Bu durumda, düzenlediği faturalarda belirtilen hacimde ticaret yapacak sermaye, işyeri, makine ve ekipman vb. gibi bir organizasyona sahip olmaması, şirketin ve kanuni temsilcisinin banka hesapları üzerinde yapılan inceleme sonucunda fatura aldığı ve verdiği şirketler adına bankalar aracılığıyla yapılmış herhangi bir ödemeye ve tahsilata rastlanmaması, Ba-Bs bildirimlerinde tutarsızlıkların bulunması, şirketin 10’dan fazla işçi çalıştırdığı muhtasar beyanname ile bildirilmesine rağmen, davacı şirketin bankalar aracılığıyla yapmış olduğu işçi ücret ödemelerinin bulunmaması, şirketin aktifinde kayıtlı herhangi bir aracının olmamasına rağmen, satın aldığı ve sattığı malların nakliyesi ile ilgili nakliye faturasının bulunmaması ve vergi tekniği raporundaki diğer tespitler karşısında anılan mükellefin gerçek ticari muamele gerçekleştirmeyip münhasıran sahte fatura ticareti ile iştigal ettiğinin kabulü gerektiği sonucuna varılmış olup, anılan mükellef tarafından düzenlenen faturaların gerçek ticari muameleye dayanmayıp sahte oldukları anlaşılmış olduğundan aksi yöndeki Vergi Dava Dairesi kararında hukuki isabet görülmemiştir.

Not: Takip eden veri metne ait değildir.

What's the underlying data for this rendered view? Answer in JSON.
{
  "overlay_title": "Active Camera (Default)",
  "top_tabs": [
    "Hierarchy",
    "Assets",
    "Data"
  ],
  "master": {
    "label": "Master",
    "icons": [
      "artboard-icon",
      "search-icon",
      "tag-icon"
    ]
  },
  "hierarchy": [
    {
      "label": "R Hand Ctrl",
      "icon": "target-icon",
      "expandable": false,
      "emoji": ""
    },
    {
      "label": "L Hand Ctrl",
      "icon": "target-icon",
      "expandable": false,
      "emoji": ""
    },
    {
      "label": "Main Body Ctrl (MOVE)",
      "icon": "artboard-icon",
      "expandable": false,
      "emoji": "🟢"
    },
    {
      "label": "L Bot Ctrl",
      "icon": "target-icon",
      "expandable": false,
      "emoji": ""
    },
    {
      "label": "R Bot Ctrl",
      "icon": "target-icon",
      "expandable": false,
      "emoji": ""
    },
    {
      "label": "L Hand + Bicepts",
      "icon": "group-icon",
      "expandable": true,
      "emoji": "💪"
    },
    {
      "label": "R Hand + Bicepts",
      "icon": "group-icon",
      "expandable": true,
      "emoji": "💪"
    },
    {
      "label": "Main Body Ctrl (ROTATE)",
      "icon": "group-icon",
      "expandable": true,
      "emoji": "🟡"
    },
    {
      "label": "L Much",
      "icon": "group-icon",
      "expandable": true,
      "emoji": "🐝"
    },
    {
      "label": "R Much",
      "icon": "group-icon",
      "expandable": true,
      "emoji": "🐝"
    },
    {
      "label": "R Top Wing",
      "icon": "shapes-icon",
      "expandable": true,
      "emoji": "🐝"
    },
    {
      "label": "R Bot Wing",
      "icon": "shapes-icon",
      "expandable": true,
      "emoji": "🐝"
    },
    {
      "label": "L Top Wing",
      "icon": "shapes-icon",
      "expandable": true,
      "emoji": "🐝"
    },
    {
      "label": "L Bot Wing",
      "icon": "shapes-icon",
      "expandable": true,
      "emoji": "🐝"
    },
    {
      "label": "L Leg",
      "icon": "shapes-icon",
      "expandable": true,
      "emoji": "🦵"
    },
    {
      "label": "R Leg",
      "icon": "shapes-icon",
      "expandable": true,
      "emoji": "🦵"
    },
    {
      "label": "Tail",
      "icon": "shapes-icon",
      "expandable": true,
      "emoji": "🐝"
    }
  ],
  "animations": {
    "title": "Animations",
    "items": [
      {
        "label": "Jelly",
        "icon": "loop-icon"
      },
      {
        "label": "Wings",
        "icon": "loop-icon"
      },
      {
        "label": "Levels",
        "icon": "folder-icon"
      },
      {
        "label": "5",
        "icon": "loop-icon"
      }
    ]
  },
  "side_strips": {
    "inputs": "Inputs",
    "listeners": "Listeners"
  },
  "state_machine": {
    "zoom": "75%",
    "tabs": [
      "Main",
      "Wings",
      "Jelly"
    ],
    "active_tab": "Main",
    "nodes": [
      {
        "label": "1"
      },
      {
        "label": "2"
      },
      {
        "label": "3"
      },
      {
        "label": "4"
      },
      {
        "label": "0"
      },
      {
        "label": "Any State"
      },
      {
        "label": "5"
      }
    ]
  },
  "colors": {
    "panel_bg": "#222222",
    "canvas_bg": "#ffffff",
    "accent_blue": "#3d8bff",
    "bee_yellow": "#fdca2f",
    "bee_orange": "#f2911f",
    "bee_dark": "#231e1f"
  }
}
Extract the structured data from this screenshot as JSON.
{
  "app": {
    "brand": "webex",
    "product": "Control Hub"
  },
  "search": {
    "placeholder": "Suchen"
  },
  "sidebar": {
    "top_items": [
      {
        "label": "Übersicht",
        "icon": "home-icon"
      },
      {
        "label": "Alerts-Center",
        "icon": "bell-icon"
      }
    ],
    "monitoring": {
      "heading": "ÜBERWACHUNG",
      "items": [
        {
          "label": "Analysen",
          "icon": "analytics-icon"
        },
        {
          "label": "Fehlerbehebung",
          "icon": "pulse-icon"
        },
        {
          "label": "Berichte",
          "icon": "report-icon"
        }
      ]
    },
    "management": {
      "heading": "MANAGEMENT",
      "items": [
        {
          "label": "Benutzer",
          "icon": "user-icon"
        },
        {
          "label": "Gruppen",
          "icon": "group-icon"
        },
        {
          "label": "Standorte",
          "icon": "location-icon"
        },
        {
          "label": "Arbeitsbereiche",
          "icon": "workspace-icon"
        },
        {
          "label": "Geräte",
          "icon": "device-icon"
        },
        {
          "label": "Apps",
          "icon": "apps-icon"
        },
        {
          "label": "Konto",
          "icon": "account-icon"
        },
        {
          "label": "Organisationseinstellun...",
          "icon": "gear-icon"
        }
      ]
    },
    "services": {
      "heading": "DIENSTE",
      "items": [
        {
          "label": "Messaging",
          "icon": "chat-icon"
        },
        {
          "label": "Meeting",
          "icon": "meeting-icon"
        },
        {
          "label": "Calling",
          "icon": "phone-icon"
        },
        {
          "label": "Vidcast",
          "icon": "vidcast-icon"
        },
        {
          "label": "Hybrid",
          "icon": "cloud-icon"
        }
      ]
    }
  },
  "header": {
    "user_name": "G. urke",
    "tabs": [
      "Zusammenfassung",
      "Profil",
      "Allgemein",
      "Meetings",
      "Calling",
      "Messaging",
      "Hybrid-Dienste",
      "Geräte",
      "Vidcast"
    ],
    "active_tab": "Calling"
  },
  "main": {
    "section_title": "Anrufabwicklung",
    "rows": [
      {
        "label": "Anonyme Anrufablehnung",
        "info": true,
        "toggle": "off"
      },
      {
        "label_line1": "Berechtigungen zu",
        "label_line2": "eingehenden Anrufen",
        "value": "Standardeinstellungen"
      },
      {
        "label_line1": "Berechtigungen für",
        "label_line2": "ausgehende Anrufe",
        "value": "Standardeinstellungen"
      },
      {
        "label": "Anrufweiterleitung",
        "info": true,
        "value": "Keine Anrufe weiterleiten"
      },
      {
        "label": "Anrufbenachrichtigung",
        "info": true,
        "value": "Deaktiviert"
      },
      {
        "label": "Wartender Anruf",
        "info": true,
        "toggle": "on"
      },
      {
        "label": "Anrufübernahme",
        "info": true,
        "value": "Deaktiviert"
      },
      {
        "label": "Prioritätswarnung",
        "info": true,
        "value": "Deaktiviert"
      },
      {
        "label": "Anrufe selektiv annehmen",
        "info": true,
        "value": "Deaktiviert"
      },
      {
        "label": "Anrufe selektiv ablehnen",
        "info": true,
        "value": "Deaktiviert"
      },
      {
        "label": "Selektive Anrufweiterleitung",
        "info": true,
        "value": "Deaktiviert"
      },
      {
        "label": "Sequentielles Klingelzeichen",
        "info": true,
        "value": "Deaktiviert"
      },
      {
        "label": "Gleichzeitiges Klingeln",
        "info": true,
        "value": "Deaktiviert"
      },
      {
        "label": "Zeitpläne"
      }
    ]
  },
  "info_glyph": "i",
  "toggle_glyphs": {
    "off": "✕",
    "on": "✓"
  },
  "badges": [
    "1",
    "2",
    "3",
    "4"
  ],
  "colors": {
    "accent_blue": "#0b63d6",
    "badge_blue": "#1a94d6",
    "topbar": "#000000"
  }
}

Öte yandan verilecek kararda 213 sayılı Kanun’un 353/1 maddesi gereğince kesilen özel usulsüzlük cezasına ilişkin olarak da yeniden bir karar verileceği de tabiidir.

KARAR SONUCU :
Açıklanan nedenlerle;
1. Temyiz isteminin kabulüne,
2. Temyize konu … Bölge İdare Mahkemesi … Vergi Dava Dairesinin … tarih ve E:…, K:… sayılı kararının BOZULMASINA,
3. Yeniden bir karar verilmek üzere dosyanın Vergi Dava Dairesine gönderilmesine, 16/02/2023 tarihinde oyçokluğuyla karar verildi.

(X) KARŞI OY :
Temyiz dilekçesinde öne sürülen hususlar, temyize konu mahkeme kararının bozulmasını sağlayacak nitelikte bulunmadığından temyiz isteminin reddi gerektiği görüşüyle Dairemiz kararına katılmıyoruz.